The Instituto de Investigaciones de Investigaciones de Viandas Tropicales (INIVIT) of Villa Clara promotes the use of la flour to produce bread and pizza, according to a report from official media.
"You can replace one hundred percent of the wheat flour with cassava flour to make the pancake, you have seen it here,” he told the telecentre. Telecubanacan an official whose name was not specified in the report.
The man also added that you can also replace 50 percent of the wheat flour with cassava flour to make bread and “70 percent to make pizza.”
According to the report, before processing the tuber to make flour for human consumption, it must be dried because it is mostly composed of water.
“How many products can be made from cassava flour and one problem we have is that we are depending on the wheat that is imported for everything we are talking about,” stressed the interviewee.
In addition to its use in baking and pastries, INIVIT proposed the use of this food as a dietary supplement for pigs and cattle.
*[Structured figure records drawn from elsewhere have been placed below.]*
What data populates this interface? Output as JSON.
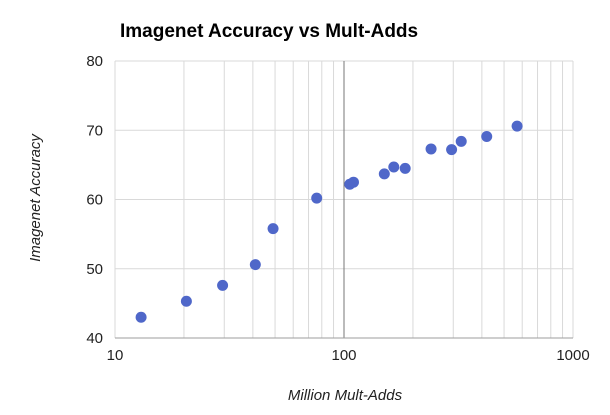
{
  "chart_data": {
    "type": "scatter",
    "title": "Imagenet Accuracy vs Mult-Adds",
    "xlabel": "Million Mult-Adds",
    "ylabel": "Imagenet Accuracy",
    "x_scale": "log",
    "xlim": [
      10,
      1000
    ],
    "ylim": [
      40,
      80
    ],
    "x_ticks": [
      10,
      100,
      1000
    ],
    "x_tick_labels": [
      "10",
      "100",
      "1000"
    ],
    "y_ticks": [
      40,
      50,
      60,
      70,
      80
    ],
    "y_tick_labels": [
      "40",
      "50",
      "60",
      "70",
      "80"
    ],
    "grid": true,
    "legend": "none",
    "marker_color": "#4f67c9",
    "gridline_color": "#d9d9d9",
    "reference_line_color": "#777777",
    "series": [
      {
        "points": [
          {
            "x": 13,
            "y": 43.0
          },
          {
            "x": 20.5,
            "y": 45.3
          },
          {
            "x": 29.5,
            "y": 47.6
          },
          {
            "x": 41,
            "y": 50.6
          },
          {
            "x": 49,
            "y": 55.8
          },
          {
            "x": 76,
            "y": 60.2
          },
          {
            "x": 106,
            "y": 62.2
          },
          {
            "x": 110,
            "y": 62.5
          },
          {
            "x": 150,
            "y": 63.7
          },
          {
            "x": 165,
            "y": 64.7
          },
          {
            "x": 185,
            "y": 64.5
          },
          {
            "x": 240,
            "y": 67.3
          },
          {
            "x": 295,
            "y": 67.2
          },
          {
            "x": 325,
            "y": 68.4
          },
          {
            "x": 420,
            "y": 69.1
          },
          {
            "x": 570,
            "y": 70.6
          }
        ]
      }
    ]
  }
}
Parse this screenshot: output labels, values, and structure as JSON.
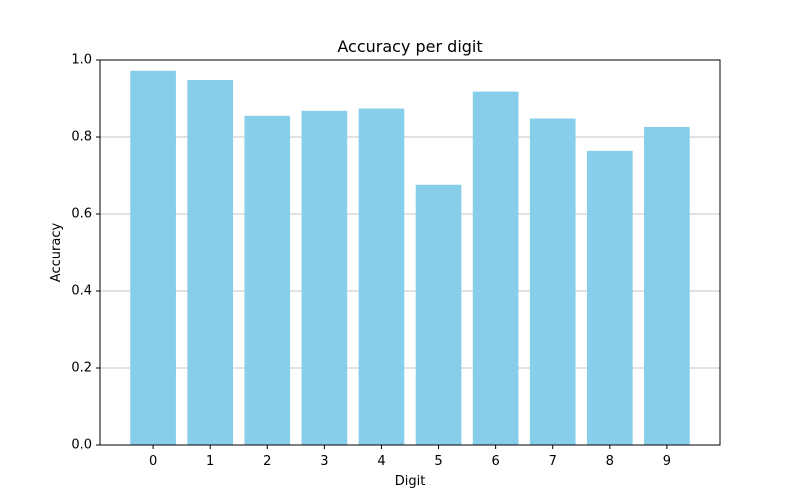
{
  "chart_data": {
    "type": "bar",
    "title": "Accuracy per digit",
    "xlabel": "Digit",
    "ylabel": "Accuracy",
    "categories": [
      "0",
      "1",
      "2",
      "3",
      "4",
      "5",
      "6",
      "7",
      "8",
      "9"
    ],
    "values": [
      0.972,
      0.948,
      0.855,
      0.868,
      0.874,
      0.676,
      0.918,
      0.848,
      0.764,
      0.826
    ],
    "ylim": [
      0.0,
      1.0
    ],
    "yticks": [
      0.0,
      0.2,
      0.4,
      0.6,
      0.8,
      1.0
    ],
    "ytick_labels": [
      "0.0",
      "0.2",
      "0.4",
      "0.6",
      "0.8",
      "1.0"
    ],
    "grid": "y-axis",
    "bar_color": "#87ceeb",
    "grid_color": "#b0b0b0"
  }
}
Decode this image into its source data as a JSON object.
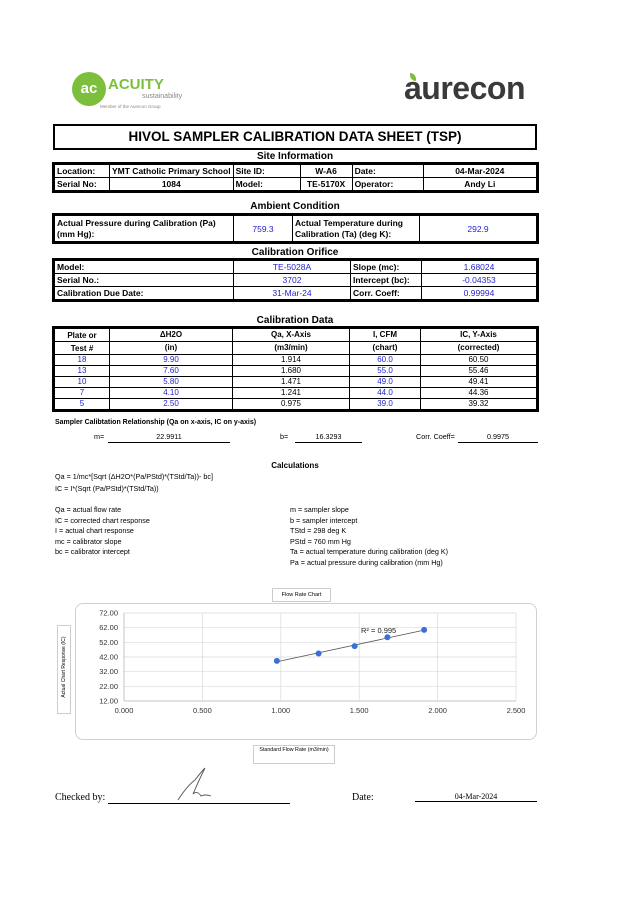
{
  "logos": {
    "left_name": "ACUITY",
    "left_sub": "sustainability",
    "left_tag": "Member of the Aurecon Group",
    "right_name": "aurecon"
  },
  "title": "HIVOL SAMPLER CALIBRATION  DATA SHEET (TSP)",
  "site": {
    "heading": "Site Information",
    "location_label": "Location:",
    "location": "YMT Catholic Primary School",
    "site_id_label": "Site ID:",
    "site_id": "W-A6",
    "date_label": "Date:",
    "date": "04-Mar-2024",
    "serial_label": "Serial No:",
    "serial": "1084",
    "model_label": "Model:",
    "model": "TE-5170X",
    "operator_label": "Operator:",
    "operator": "Andy Li"
  },
  "ambient": {
    "heading": "Ambient Condition",
    "pressure_label": "Actual Pressure during Calibration (Pa) (mm Hg):",
    "pressure": "759.3",
    "temp_label": "Actual Temperature during Calibration (Ta) (deg K):",
    "temp": "292.9"
  },
  "orifice": {
    "heading": "Calibration Orifice",
    "model_label": "Model:",
    "model": "TE-5028A",
    "slope_label": "Slope (mc):",
    "slope": "1.68024",
    "serial_label": "Serial No.:",
    "serial": "3702",
    "intercept_label": "Intercept (bc):",
    "intercept": "-0.04353",
    "due_label": "Calibration Due Date:",
    "due": "31-Mar-24",
    "corr_label": "Corr. Coeff:",
    "corr": "0.99994"
  },
  "cal_data": {
    "heading": "Calibration Data",
    "headers": [
      [
        "Plate or",
        "Test #"
      ],
      [
        "ΔH2O",
        "(in)"
      ],
      [
        "Qa, X-Axis",
        "(m3/min)"
      ],
      [
        "I, CFM",
        "(chart)"
      ],
      [
        "IC, Y-Axis",
        "(corrected)"
      ]
    ],
    "rows": [
      [
        "18",
        "9.90",
        "1.914",
        "60.0",
        "60.50"
      ],
      [
        "13",
        "7.60",
        "1.680",
        "55.0",
        "55.46"
      ],
      [
        "10",
        "5.80",
        "1.471",
        "49.0",
        "49.41"
      ],
      [
        "7",
        "4.10",
        "1.241",
        "44.0",
        "44.36"
      ],
      [
        "5",
        "2.50",
        "0.975",
        "39.0",
        "39.32"
      ]
    ]
  },
  "relationship": {
    "title": "Sampler Calibtation Relationship (Qa on x-axis, IC on y-axis)",
    "m_label": "m=",
    "m": "22.9911",
    "b_label": "b=",
    "b": "16.3293",
    "corr_label": "Corr. Coeff=",
    "corr": "0.9975"
  },
  "calculations": {
    "heading": "Calculations",
    "formula1": "Qa = 1/mc*[Sqrt (ΔH2O*(Pa/PStd)*(TStd/Ta))- bc]",
    "formula2": "IC = I*(Sqrt (Pa/PStd)*(TStd/Ta))",
    "left_defs": [
      "Qa = actual flow rate",
      "IC = corrected chart response",
      "I = actual chart response",
      "mc  = calibrator slope",
      "bc  = calibrator intercept"
    ],
    "right_defs": [
      "m = sampler slope",
      "b  = sampler intercept",
      "TStd = 298 deg K",
      "PStd = 760 mm Hg",
      "Ta = actual temperature during calibration (deg K)",
      "Pa = actual pressure during calibration (mm Hg)"
    ]
  },
  "chart_data": {
    "type": "scatter",
    "title": "Flow Rate Chart",
    "xlabel": "Standard Flow Rate (m3/min)",
    "ylabel": "Actual Chart Response (IC)",
    "xlim": [
      0,
      2.5
    ],
    "ylim": [
      12,
      72
    ],
    "xticks": [
      "0.000",
      "0.500",
      "1.000",
      "1.500",
      "2.000",
      "2.500"
    ],
    "yticks": [
      "72.00",
      "62.00",
      "52.00",
      "42.00",
      "32.00",
      "22.00",
      "12.00"
    ],
    "x": [
      1.914,
      1.68,
      1.471,
      1.241,
      0.975
    ],
    "y": [
      60.5,
      55.46,
      49.41,
      44.36,
      39.32
    ],
    "trendline": {
      "type": "linear",
      "label": "R² = 0.995"
    },
    "grid": true,
    "point_color": "#3a6fd8"
  },
  "footer": {
    "checked_label": "Checked by:",
    "date_label": "Date:",
    "date": "04-Mar-2024"
  }
}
Not only the root, but also the leaf - said the official - are ground to “enrich” the pigs.
For beef feed, he explained, one hectare of cassava can produce between 100 and 120 tons in three cuts a year, which represents three tons of annual protein, the man pointed out.
In the face of the national crisis flour shortage For the production of bread, cookies and other products, in Cuba they have proposed several “alternatives” to deal with the absence of that primary component of bread.
Cassava has become one of the great protagonists of the Cuban food industry in the face of lack of bread, denied by the government on several occasions.
Currently it is one of the most used agricultural products to make “extenders” that would replace wheat flour in bread and pastry formulations.
In Cienfuegos a company is working on experimental formulas to replace wheat flour with cooked cassava turned “into a gel”. After previous cooking, it becomes a paste to which flour is added.
As they recently pointed out, their purpose is to experiment in these cassava productions until 100 percent is that product.
In Camagüey, creativity has gone even further, since this food It is also used in the preparation of hamburgers and croquettes.
In this case, official sources explained, the cassava is processed with machinery that grinds cookies, after manually removing the peel, drying it in the sun for three to four days and then grinding the tuber into flour.